Maria – Algumas ações governamentais são necessárias para diminuir a emissão de gás carbônico, como: políticas governamentais mais rígidas para o controle da emissão de gás carbônico; implantação de energia renovável; incentivo a alternativas de transporte e a veículos menos poluentes; incentivo ao reflorestamento; redução do desmatamento e queima das florestas; incentivo à agricultura sustentável e à diminuição do uso de agrotóxicos.

Qual o maior desafio brasileiro?

Maria – Frente a essas possíveis ações do governo para diminuir a emissão de CO2, um dos grandes desafios para o Brasil é conter o aumento das queimadas. Um dos maiores desafios do MMA, e que interfere diretamente na questão das mudanças climáticas, é o desmatamento. Quando olhamos para os biomas, especialmente para a Amazônia, o desmatamento tem um papel preponderante nas emissões brasileiras. A Amazônia sozinha representa 77% das nossas emissões no setor de mudança de uso da terra. Essas emissões, 92% estão diretamente associadas a alterações de uso da terra, que transformam a floresta em agropecuária. Então, de fato, combater o desmatamento é a maneira mais barata e eficiente de reduzirmos as emissões brasileiras de gases de efeito estufa. No setor industrial, algumas empresas estão se adequando as normas mais “amigas do meio ambiente” com programas de tecnologias limpas, mas ainda temos um longo caminho a percorrer.

CIDADÃO PODE COLABORAR

A solução para as alterações climáticas não depende apenas de grandes pactos internacionais ou dos governos de cada país, é preciso mudar os hábitos e costumes no dia a dia. “É claro que uma pessoa só não faz a diferença, mas o conjunto faz. Pequenas mudanças no nosso cotidiano podem ajudar”, afirma Maria Angélica.

• Evite o uso do plástico.

• Busque formas alternativas aos combustíveis fósseis.

• Mude o meio de transporte – deixe o carro em casa e caminhe ou pedale sempre que possível.

• Se a distância for muito grande, opte pelo transporte público.

• Controle do consumo de água e energia – apagar a luz quando sair do quarto, fechar a torneira enquanto escova os dentes.

• Consuma produtos sustentáveis e de origem local – além de estimular a economia local, o consumo de produtos locais reduz as emissões de carbono gastas no transporte dos produtos.

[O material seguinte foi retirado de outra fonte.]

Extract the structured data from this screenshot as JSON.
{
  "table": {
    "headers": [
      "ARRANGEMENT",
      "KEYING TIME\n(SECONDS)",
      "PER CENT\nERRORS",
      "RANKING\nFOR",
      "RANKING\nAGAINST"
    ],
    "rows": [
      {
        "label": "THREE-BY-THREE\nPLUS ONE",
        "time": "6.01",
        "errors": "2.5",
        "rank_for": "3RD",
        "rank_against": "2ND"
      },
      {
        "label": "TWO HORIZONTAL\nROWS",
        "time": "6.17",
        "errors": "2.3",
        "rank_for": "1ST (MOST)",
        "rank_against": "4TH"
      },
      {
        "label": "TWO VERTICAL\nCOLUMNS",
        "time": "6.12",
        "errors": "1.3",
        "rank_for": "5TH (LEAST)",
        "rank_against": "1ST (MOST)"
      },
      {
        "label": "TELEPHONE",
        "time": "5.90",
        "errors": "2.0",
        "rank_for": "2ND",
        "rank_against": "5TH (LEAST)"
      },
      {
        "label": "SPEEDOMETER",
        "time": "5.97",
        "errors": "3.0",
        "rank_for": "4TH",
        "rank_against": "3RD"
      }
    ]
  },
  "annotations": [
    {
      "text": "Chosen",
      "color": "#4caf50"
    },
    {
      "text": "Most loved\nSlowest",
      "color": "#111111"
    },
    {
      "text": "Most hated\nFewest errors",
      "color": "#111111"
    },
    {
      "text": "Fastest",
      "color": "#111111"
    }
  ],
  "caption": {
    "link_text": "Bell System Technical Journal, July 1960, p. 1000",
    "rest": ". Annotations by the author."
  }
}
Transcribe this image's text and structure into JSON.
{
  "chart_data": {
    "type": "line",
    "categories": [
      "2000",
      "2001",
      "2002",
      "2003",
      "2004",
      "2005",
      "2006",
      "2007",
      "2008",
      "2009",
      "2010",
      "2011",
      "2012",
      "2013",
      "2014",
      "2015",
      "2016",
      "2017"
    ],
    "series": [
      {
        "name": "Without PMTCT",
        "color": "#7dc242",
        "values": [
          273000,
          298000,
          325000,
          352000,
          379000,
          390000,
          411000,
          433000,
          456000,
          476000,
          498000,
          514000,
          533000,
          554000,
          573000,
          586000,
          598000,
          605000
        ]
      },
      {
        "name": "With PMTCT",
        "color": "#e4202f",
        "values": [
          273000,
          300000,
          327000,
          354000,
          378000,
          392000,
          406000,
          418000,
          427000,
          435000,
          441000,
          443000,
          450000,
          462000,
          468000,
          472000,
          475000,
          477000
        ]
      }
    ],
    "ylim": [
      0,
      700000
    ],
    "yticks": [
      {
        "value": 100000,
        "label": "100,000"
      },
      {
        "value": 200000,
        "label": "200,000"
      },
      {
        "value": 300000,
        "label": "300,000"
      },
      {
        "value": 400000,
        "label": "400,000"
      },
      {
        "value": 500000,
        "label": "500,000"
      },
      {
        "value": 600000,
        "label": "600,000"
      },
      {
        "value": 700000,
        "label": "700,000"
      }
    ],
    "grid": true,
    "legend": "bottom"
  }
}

• Plante árvores e ajude a restaurar áreas degradadas. As árvores ajudam a sequestrar o carbono emitido pelas indústrias. As áreas verdes são muito importantes para reduzir as temperaturas máximas. As árvores trazem sombra e frescor ao ambiente próximo a elas, sem gasto de energia (como ocorre com um ventilador ou ar condicionado).

• Reduza a geração de resíduos e estimule medidas de reciclagem. Estas ações diminuem a poluição e a emissão de gás metano, muito comum em áreas de aterros sanitários.

• Faça compostagem do lixo orgânico, separe o lixo reciclável e dê destino correto a pilhas, remédios, eletrônicos, etc.

SAIBA MAIS

• O Brasil é o único país que fabrica automóveis flex, ou seja, que funcionam com álcool ou gasolina. O álcool é menos poluente do que a gasolina, dê preferência a esse combustível.

• No Brasil, 58% das emissões de gases de efeito estufa são provenientes de queimadas e desmatamento.

• Desde 1950 vimos que os El Niño e os La Niña mantiveram a frequência, mas aumentaram intensidades e efeitos. É uma combinação preocupante, porque a mudança climática mais essas variabilidades naturais se combinam e podemos ter eventos extremos.